Dunga está cada vez mais próximo do adeus ao cargo de treinador da seleção brasileira. Pelo menos é isso que dá a entender a cada novo tropeço do time nacional. Na semana passada, o deus Dunga virou, de uma hora para outra, o adeus de Dunga.

Sim, porque, após o insosso 0 a 0 contra a Bolívia qualquer tipo de paciência e coexistência pacífica do treinador da seleção com a imprensa se esvaiu.

A começar pelo “editorial” de Galvão Bueno na Globo, logo após o término do jogo. Para começar, a emissora-mor do país fez dois intervalos comerciais antes de encerrar oficialmente a transmissão direto do Estádio João Havelange, quando o normal é apenas um. Depois, Galvão pediu publicamente desculpas ao torcedor pelo péssimo futebol apresentado pelos jogadores brasileiros. E, quando começaram as críticas mais ácidas ao comportamento do Brasil, as imagens mostradas, quase sempre, eram de Dunga, e não dos jogadores nacionais.

Foi a senha da Globo de que a paciência com o estilo Dunga de comandar a seleção acabou.

No dia seguinte, jornais de todo o país seguiram a mesma linha. Na capital paulista, “Folha de S. Paulo” e “O Estado de S. Paulo” disseram que a vitória da semana anterior, sobre o Chile, havia sido a “exceção” a um time “medíocre”, “sem vibração”, “sem padrão de jogo”, “retrancado” e outras expressões enaltecendo Dunga e Cia. Da mesma forma no Rio de Janeiro, Minas Gerais e até Rio Grande do Sul o tom de crítica era o mesmo.

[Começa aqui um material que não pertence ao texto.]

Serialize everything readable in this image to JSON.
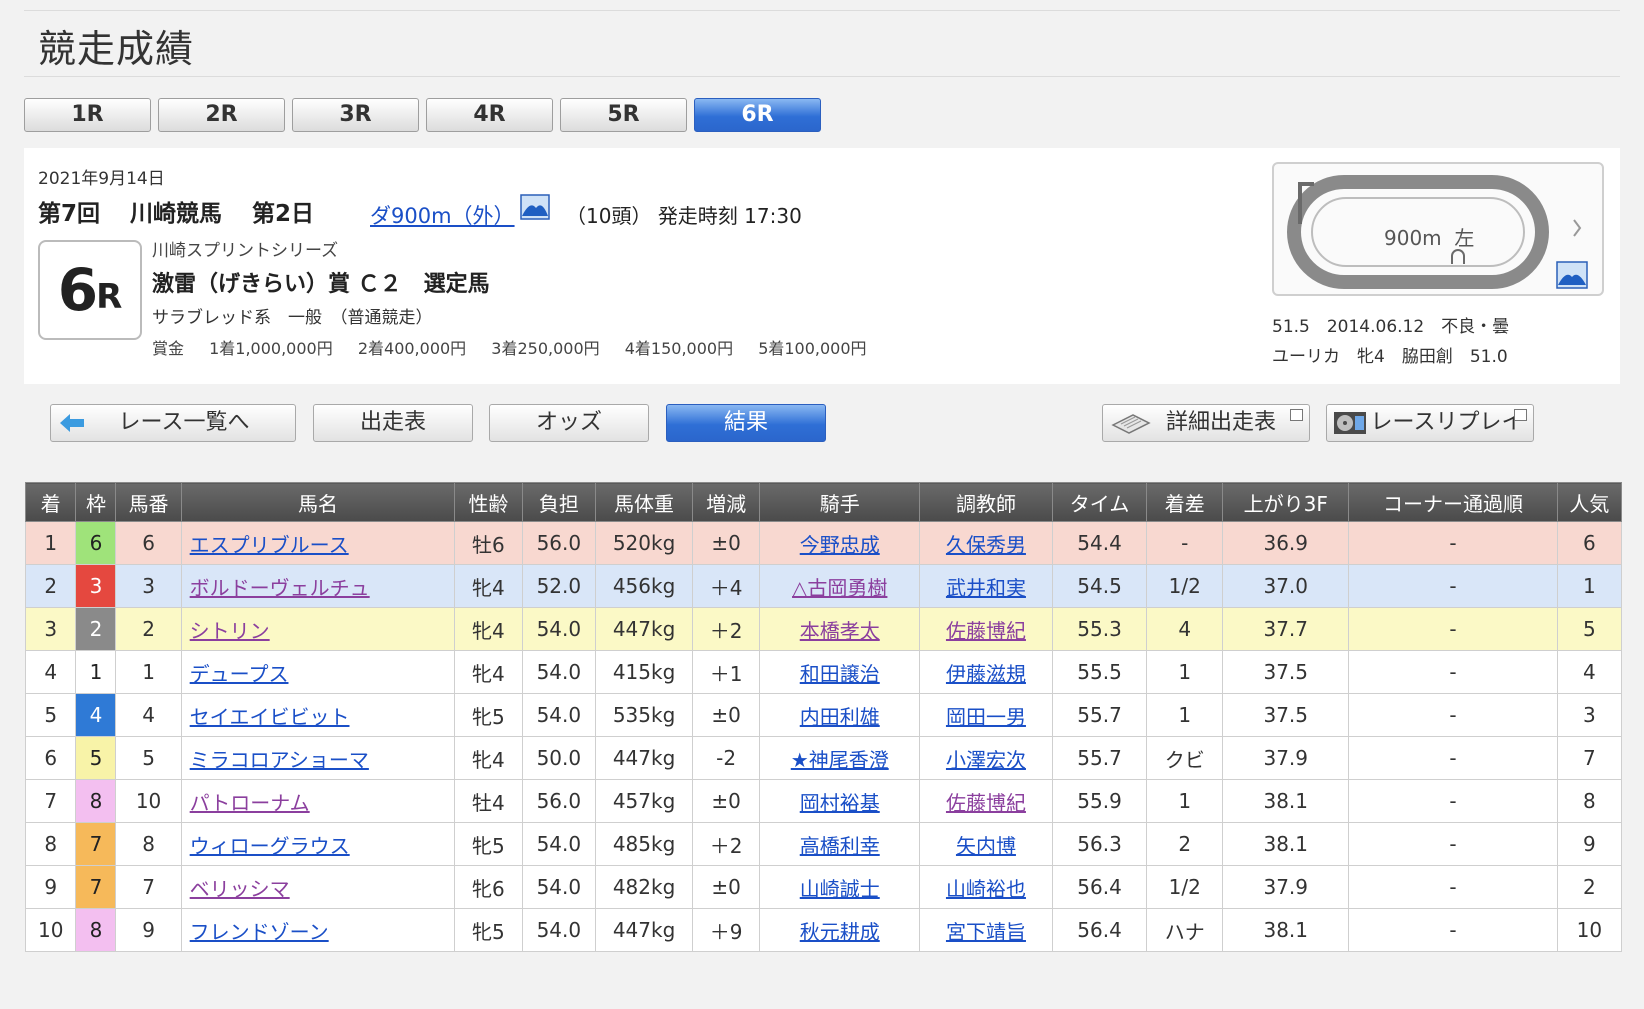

Mas será que é só o futebol de baixo nível que a seleção tem mostrado o responsável por tantas críticas? Em 2001, quando viveu seu pior momento na história, o time nacional era comandado por Luiz Felipe Scolari, que perdeu nas oitavas-de-final da Copa América para Honduras! Nem assim os pedidos para a saída de Felipão ecoavam em todos os veículos.

A explicação para a falta de paciência da imprensa com Dunga está na relação diária de trabalho. Dunga ainda se comporta, com os jornalistas, como se fosse o capitão do time, e não o seu comandante, o responsável pela nau que hoje, parece, está à deriva.

Desde o início, quando na primeira entrevista coletiva teve de se explicar, entre outras coisas, pela convocação de figuras bizarras como Jônatas, então no Flamengo (que depois de ir para a seleção saiu do Fla e depois voltou para lá), e Afonso Alves, que Dunga vive às turras com os jornalistas.

Até aí tudo bem. Provavelmente nem no café da manhã com a família ele faça questão de ser simpático com alguém. Mas o que Dunga não percebeu é que, para ser técnico da seleção, é preciso, antes de qualquer coisa, ser um bom político.

Felipão, que obteve um prestígio público pouco visto nos últimos anos e talvez na história da seleção, costumava dizer que o período em que esteve no Cruzeiro (97 a 2000) havia lhe salvado a pele no comando do time nacional. Dizia ele que o jeito mineiro de ser transformara sua maneira de se relacionar com os jornalistas, o que lhe deu mais habilidade para cuidar da pressão que é dirigir o Brasil.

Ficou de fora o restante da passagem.